Morse Honored for Research on Greek Tax Evasion

Assistant Professor Adair Morse received the 2013 Best Empirical Finance Paper Award at the Western Finance Association Meeting for an article on Greek income tax evasion that attracted significant media coverage and helped shape tax policy.

The award was presented by Wharton Research Data Services, a research platform and tool for corporate, academic, and government institutions. Morse shared the award with her co-authors, Margarita Tsoutsoura of the University of Chicago Booth School of Business and Nikolaos Artavanis of the University of Massachusetts, Amherst.

"Their work has received unprecedented media coverage and has already ushered in significant changes in the Greek tax policy," Wharton Research Data Services wrote in announcing the award, which was presented at the Western Finance Association conference in June.

The trio's widely cited paper, “Tax Evasion Across Industries: Soft Credit Evidence From Greece,” examined Greek income tax evasion, banking, and credit. Morse and her co-authors found that wide-scale tax evasion in Greece accounts for at least $28 billion Euros in unreported taxable income – just among the self-employed. Using bank data on household borrowing from 2003 to 2010, they found that highly paid, highly educated professionals are at the forefront of tax evasion in Greece, including doctors, engineers, private tutors, financial services agents, accountants, and lawyers.
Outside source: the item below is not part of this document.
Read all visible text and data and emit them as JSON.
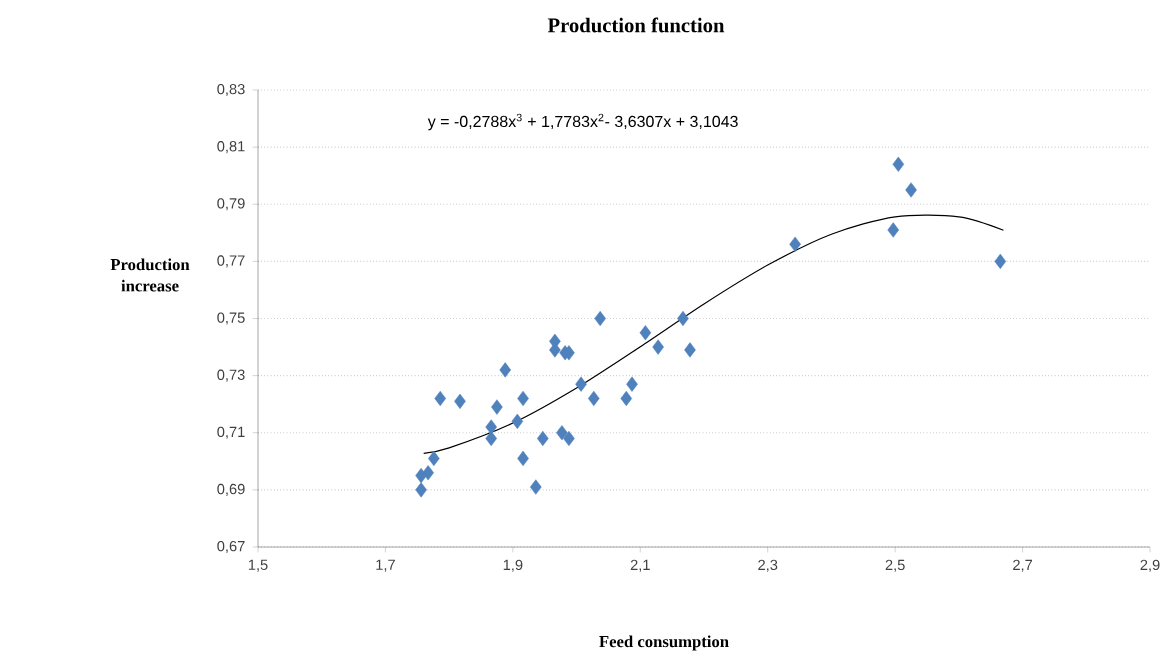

The researchers reviewed credit applications for consumer credit products at one of the ten large Greek banks from 2003 to 2010. They studied situations in which borrowers requested more money than they received from the bank. In these situations, Morse used the bank decision on the appropriate credit level to understand how much income the bank must have perceived individuals to have to back up the bank’s estimate of true income (versus taxed income). The authors termed such lending “soft credit” since the information about true income is soft information. The researchers infused this new insight with the observation that Greek banks have learned to adapt to an economy where income is often hidden to remain competitive.

The team's research was presented in Greece in September 2012 and already the Greek government is making policy changes in response to it. The Greek government has decided to eliminate tax-free income and is shifting to a model in which professionals carry some of the burden of proof of not having hidden income.

Beyond this direct impact, the researchers hope their work broadens both policy and academic perspectives on how institutions and businesses adapt to tax evasion endemic to occupations or sectors, and how countrywide economic outcomes can be sensitive to these adaptations.